When the researchers studied the all-at-once release of episodes, they found that while this approach initially attracted more binge-watchers who were eager to start a new series immediately after launch, those platform users did not engage with the platform over time in a more sustained way.

“The moment all-at-once viewers finish a fully released show, they often leave the platform,” de Matos said. “A drip schedule keeps viewers engaged for weeks, giving them time to search, browse, and find other shows they enjoy.”

“Releasing episodes slowly creates natural touchpoints that bring viewers back each week,” said Mamadehussene. “Those repeated visits dramatically expand content discovery and strengthen retention.”

When given all-at-once access, drip-release viewers tended to watch fewer episodes the first week, but they did watch significantly more episodes in later weeks.
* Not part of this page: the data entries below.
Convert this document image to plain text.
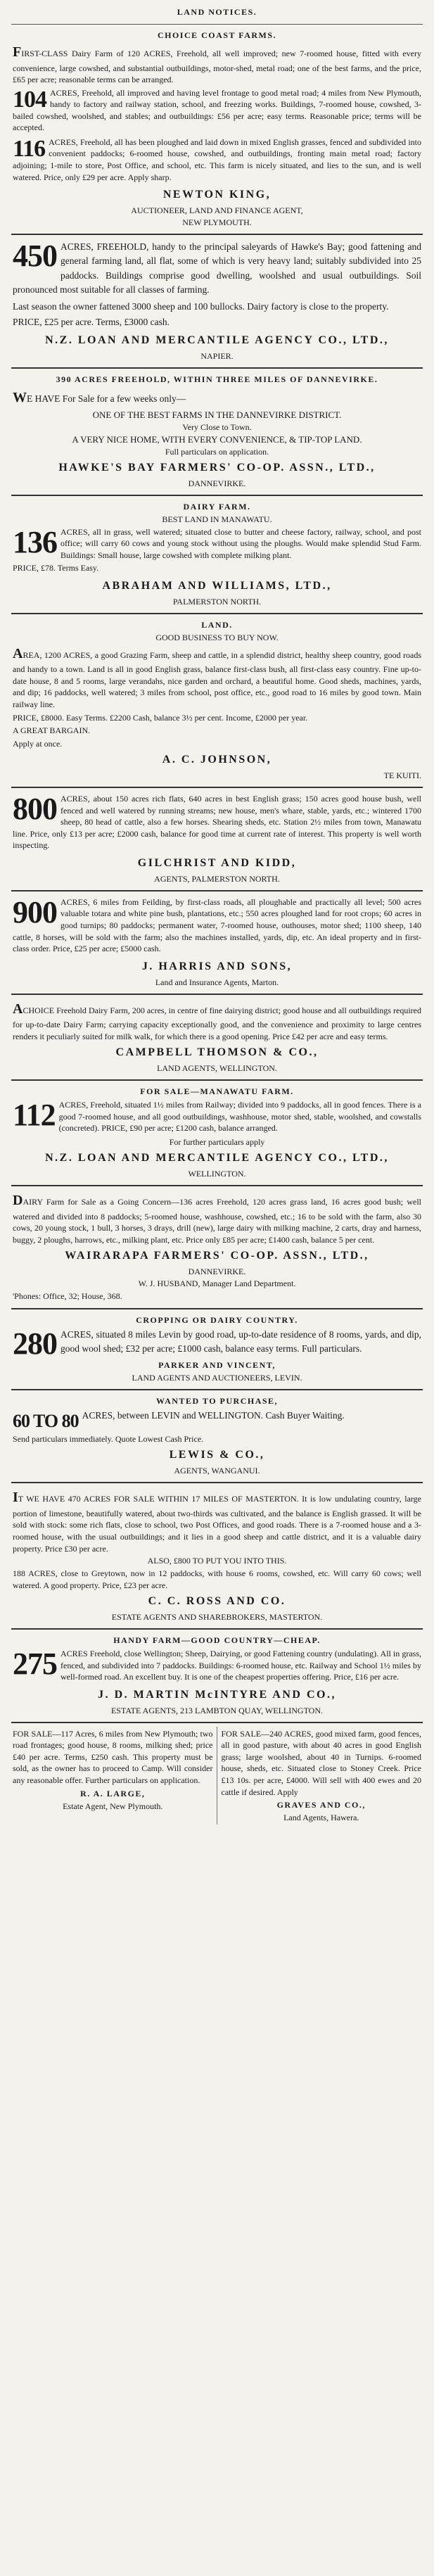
LAND NOTICES.
CHOICE COAST FARMS.

FIRST-CLASS Dairy Farm of 120 ACRES, Freehold, all well improved; new 7-roomed house, fitted with every convenience, large cowshed, and substantial outbuildings, motor-shed, metal road; one of the best farms, and the price, £65 per acre; reasonable terms can be arranged.

104 ACRES, Freehold, all improved and having level frontage to good metal road; 4 miles from New Plymouth, handy to factory and railway station, school, and freezing works. Buildings, 7-roomed house, cowshed, 3-bailed cowshed, woolshed, and stables; and outbuildings: £56 per acre; easy terms. Reasonable price; terms will be accepted.

116 ACRES, Freehold, all has been ploughed and laid down in mixed English grasses, fenced and subdivided into convenient paddocks; 6-roomed house, cowshed, and outbuildings, fronting main metal road; factory adjoining; 1-mile to store, Post Office, and school, etc. This farm is nicely situated, and lies to the sun, and is well watered. Price, only £29 per acre. Apply sharp.

NEWTON KING,
AUCTIONEER, LAND AND FINANCE AGENT,
NEW PLYMOUTH.

450 ACRES, FREEHOLD, handy to the principal saleyards of Hawke's Bay; good fattening and general farming land, all flat, some of which is very heavy land; suitably subdivided into 25 paddocks. Buildings comprise good dwelling, woolshed and usual outbuildings. Soil pronounced most suitable for all classes of farming.

Last season the owner fattened 3000 sheep and 100 bullocks. Dairy factory is close to the property.

PRICE, £25 per acre. Terms, £3000 cash.

N.Z. LOAN AND MERCANTILE AGENCY CO., LTD.,
NAPIER.
390 ACRES FREEHOLD, WITHIN THREE MILES OF DANNEVIRKE.

WE HAVE For Sale for a few weeks only—

ONE OF THE BEST FARMS IN THE DANNEVIRKE DISTRICT.
Very Close to Town.
A VERY NICE HOME, WITH EVERY CONVENIENCE, & TIP-TOP LAND.
Full particulars on application.
HAWKE'S BAY FARMERS' CO-OP. ASSN., LTD.,
DANNEVIRKE.
DAIRY FARM.
BEST LAND IN MANAWATU.

136 ACRES, all in grass, well watered; situated close to butter and cheese factory, railway, school, and post office; will carry 60 cows and young stock without using the ploughs. Would make splendid Stud Farm. Buildings: Small house, large cowshed with complete milking plant.

PRICE, £78. Terms Easy.

ABRAHAM AND WILLIAMS, LTD.,
PALMERSTON NORTH.
LAND.
GOOD BUSINESS TO BUY NOW.

AREA, 1200 ACRES, a good Grazing Farm, sheep and cattle, in a splendid district, healthy sheep country, good roads and handy to a town. Land is all in good English grass, balance first-class bush, all first-class easy country. Fine up-to-date house, 8 and 5 rooms, large verandahs, nice garden and orchard, a beautiful home. Good sheds, machines, yards, and dip; 16 paddocks, well watered; 3 miles from school, post office, etc., good road to 16 miles by good town. Main railway line.

PRICE, £8000. Easy Terms. £2200 Cash, balance 3½ per cent. Income, £2000 per year.

A GREAT BARGAIN.

Apply at once.

A. C. JOHNSON,
TE KUITI.

800 ACRES, about 150 acres rich flats, 640 acres in best English grass; 150 acres good house bush, well fenced and well watered by running streams; new house, men's whare, stable, yards, etc.; wintered 1700 sheep, 80 head of cattle, also a few horses. Shearing sheds, etc. Station 2½ miles from town, Manawatu line. Price, only £13 per acre; £2000 cash, balance for good time at current rate of interest. This property is well worth inspecting.

GILCHRIST AND KIDD,
AGENTS, PALMERSTON NORTH.

900 ACRES, 6 miles from Feilding, by first-class roads, all ploughable and practically all level; 500 acres valuable totara and white pine bush, plantations, etc.; 550 acres ploughed land for root crops; 60 acres in good turnips; 80 paddocks; permanent water, 7-roomed house, outhouses, motor shed; 1100 sheep, 140 cattle, 8 horses, will be sold with the farm; also the machines installed, yards, dip, etc. An ideal property and in first-class order. Price, £25 per acre; £5000 cash.

J. HARRIS AND SONS,
Land and Insurance Agents, Marton.

ACHOICE Freehold Dairy Farm, 200 acres, in centre of fine dairying district; good house and all outbuildings required for up-to-date Dairy Farm; carrying capacity exceptionally good, and the convenience and proximity to large centres renders it peculiarly suited for milk walk, for which there is a good opening. Price £42 per acre and easy terms.

CAMPBELL THOMSON & CO.,
LAND AGENTS, WELLINGTON.
FOR SALE—MANAWATU FARM.

112 ACRES, Freehold, situated 1½ miles from Railway; divided into 9 paddocks, all in good fences. There is a good 7-roomed house, and all good outbuildings, washhouse, motor shed, stable, woolshed, and cowstalls (concreted). PRICE, £90 per acre; £1200 cash, balance arranged.

For further particulars apply
N.Z. LOAN AND MERCANTILE AGENCY CO., LTD.,
WELLINGTON.

DAIRY Farm for Sale as a Going Concern—136 acres Freehold, 120 acres grass land, 16 acres good bush; well watered and divided into 8 paddocks; 5-roomed house, washhouse, cowshed, etc.; 16 to be sold with the farm, also 30 cows, 20 young stock, 1 bull, 3 horses, 3 drays, drill (new), large dairy with milking machine, 2 carts, dray and harness, buggy, 2 ploughs, harrows, etc., milking plant, etc. Price only £85 per acre; £1400 cash, balance 5 per cent.

WAIRARAPA FARMERS' CO-OP. ASSN., LTD.,
DANNEVIRKE.
W. J. HUSBAND, Manager Land Department.

'Phones: Office, 32; House, 368.

CROPPING OR DAIRY COUNTRY.

280 ACRES, situated 8 miles Levin by good road, up-to-date residence of 8 rooms, yards, and dip, good wool shed; £32 per acre; £1000 cash, balance easy terms. Full particulars.

PARKER AND VINCENT,
LAND AGENTS AND AUCTIONEERS, LEVIN.
WANTED TO PURCHASE,

60 TO 80 ACRES, between LEVIN and WELLINGTON. Cash Buyer Waiting.

Send particulars immediately. Quote Lowest Cash Price.

LEWIS & CO.,
AGENTS, WANGANUI.

IT WE HAVE 470 ACRES FOR SALE WITHIN 17 MILES OF MASTERTON. It is low undulating country, large portion of limestone, beautifully watered, about two-thirds was cultivated, and the balance is English grassed. It will be sold with stock: some rich flats, close to school, two Post Offices, and good roads. There is a 7-roomed house and a 3-roomed house, with the usual outbuildings; and it lies in a good sheep and cattle district, and it is a valuable dairy property. Price £30 per acre.

ALSO, £800 TO PUT YOU INTO THIS.

188 ACRES, close to Greytown, now in 12 paddocks, with house 6 rooms, cowshed, etc. Will carry 60 cows; well watered. A good property. Price, £23 per acre.

C. C. ROSS AND CO.
ESTATE AGENTS AND SHAREBROKERS, MASTERTON.
HANDY FARM—GOOD COUNTRY—CHEAP.

275 ACRES Freehold, close Wellington; Sheep, Dairying, or good Fattening country (undulating). All in grass, fenced, and subdivided into 7 paddocks. Buildings: 6-roomed house, etc. Railway and School 1½ miles by well-formed road. An excellent buy. It is one of the cheapest properties offering. Price, £16 per acre.

J. D. MARTIN McINTYRE AND CO.,
ESTATE AGENTS, 213 LAMBTON QUAY, WELLINGTON.

FOR SALE—117 Acres, 6 miles from New Plymouth; two road frontages; good house, 8 rooms, milking shed; price £40 per acre. Terms, £250 cash. This property must be sold, as the owner has to proceed to Camp. Will consider any reasonable offer. Further particulars on application.

R. A. LARGE,
Estate Agent, New Plymouth.

FOR SALE—240 ACRES, good mixed farm, good fences, all in good pasture, with about 40 acres in good English grass; large woolshed, about 40 in Turnips. 6-roomed house, sheds, etc. Situated close to Stoney Creek. Price £13 10s. per acre, £4000. Will sell with 400 ewes and 20 cattle if desired. Apply

GRAVES AND CO.,
Land Agents, Hawera.
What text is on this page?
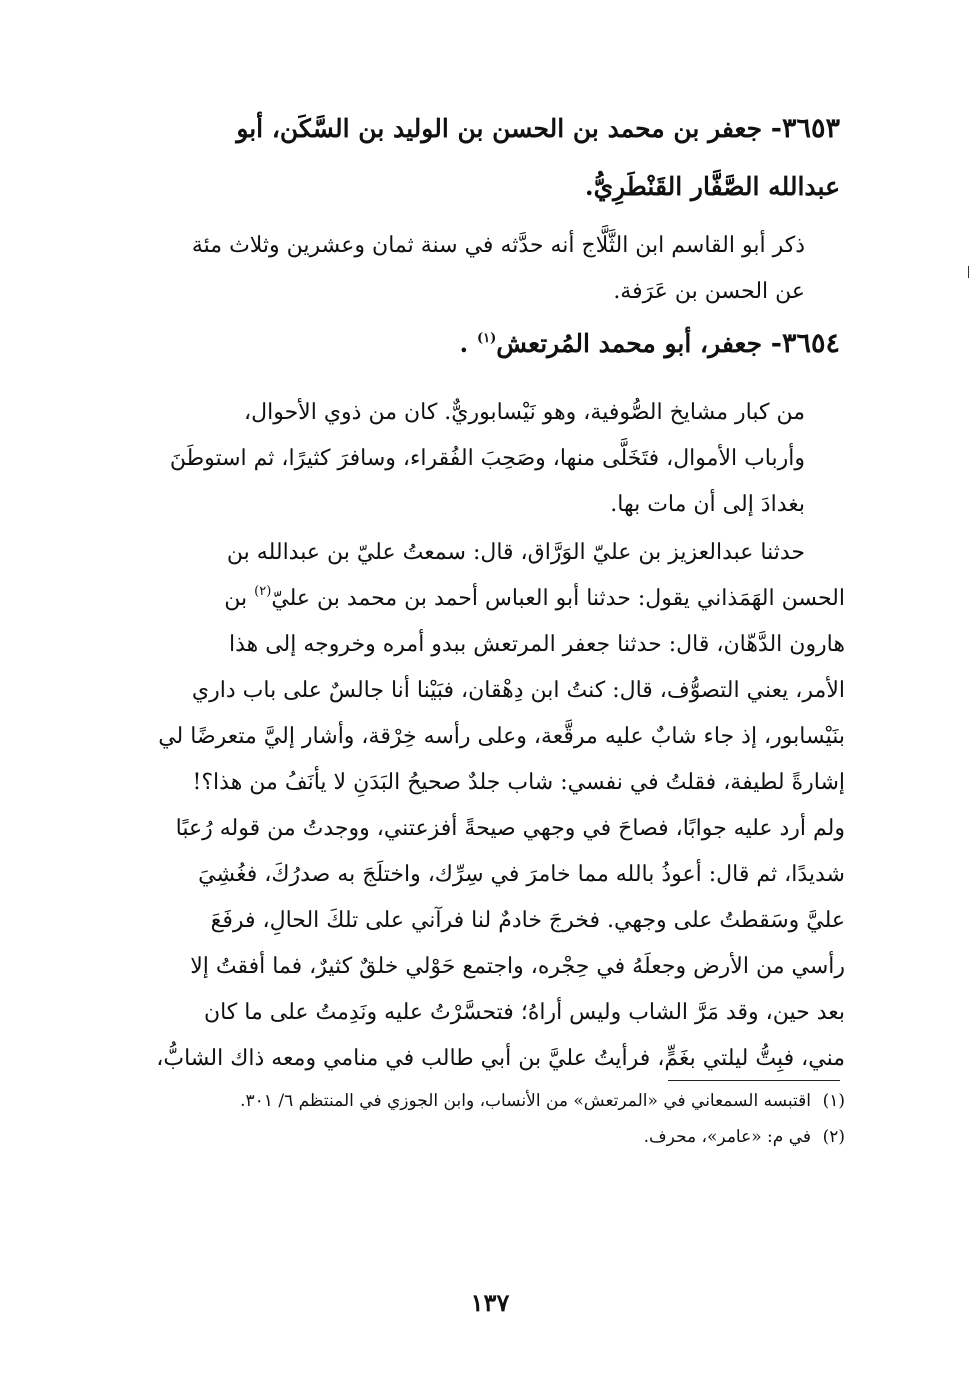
٣٦٥٣- جعفر بن محمد بن الحسن بن الوليد بن السَّكَن، أبو
عبدالله الصَّفَّار القَنْطَرِيُّ.
ذكر أبو القاسم ابن الثَّلَّاج أنه حدَّثه في سنة ثمان وعشرين وثلاث مئة
عن الحسن بن عَرَفة.
٣٦٥٤- جعفر، أبو محمد المُرتعش$^{(١)}$ .
من كبار مشايخ الصُّوفية، وهو نَيْسابوريٌّ. كان من ذوي الأحوال،
وأرباب الأموال، فتَخَلَّى منها، وصَحِبَ الفُقراء، وسافرَ كثيرًا، ثم استوطَنَ
بغدادَ إلى أن مات بها.
حدثنا عبدالعزيز بن عليّ الوَرَّاق، قال: سمعتُ عليّ بن عبدالله بن
الحسن الهَمَذاني يقول: حدثنا أبو العباس أحمد بن محمد بن عليّ$^{(٢)}$ بن
هارون الدَّهّان، قال: حدثنا جعفر المرتعش ببدو أمره وخروجه إلى هذا
الأمر، يعني التصوُّف، قال: كنتُ ابن دِهْقان، فبَيْنا أنا جالسٌ على باب داري
بنَيْسابور، إذ جاء شابٌ عليه مرقَّعة، وعلى رأسه خِرْقة، وأشار إليَّ متعرضًا لي
إشارةً لطيفة، فقلتُ في نفسي: شاب جلدٌ صحيحُ البَدَنِ لا يأنَفُ من هذا؟!
ولم أرد عليه جوابًا، فصاحَ في وجهي صيحةً أفزعتني، ووجدتُ من قوله رُعبًا
شديدًا، ثم قال: أعوذُ بالله مما خامرَ في سِرِّك، واختلَجَ به صدرُكَ، فغُشِيَ
عليَّ وسَقطتُ على وجهي. فخرجَ خادمٌ لنا فرآني على تلكَ الحالِ، فرفَعَ
رأسي من الأرض وجعلَهُ في حِجْره، واجتمع حَوْلي خلقٌ كثيرٌ، فما أفقتُ إلا
بعد حين، وقد مَرَّ الشاب وليس أراهُ؛ فتحسَّرْتُ عليه ونَدِمتُ على ما كان
مني، فبِتُّ ليلتي بغَمٍّ، فرأيتُ عليَّ بن أبي طالب في منامي ومعه ذاك الشابُّ،
(١)اقتبسه السمعاني في «المرتعش» من الأنساب، وابن الجوزي في المنتظم ٦/ ٣٠١.
(٢)في م: «عامر»، محرف.
١٣٧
They increased exploration of the platform catalog, and ultimately consumed more total content than those given all episodes upfront.

At the end of the free trial, drip-release users were 1.7% more likely to subscribe, a 48% increase over the all-at-once group’s baseline subscription rate of 3.48%.

To be sure, the study found that this effect varied based on binge-watching preferences. For heavy binge watchers, the lack of immediate access to full seasons reduced engagement, lowering subscription likelihood. These findings help explain why major streamers which popularized binge releases, such as Netflix, have increasingly adopted weekly or hybrid release models.

“Our results show that the drip-style release schedule boosts both engagement and subscription revenue,” said Ferreira. “When it comes to sustaining audience interest, sometimes less really is more.”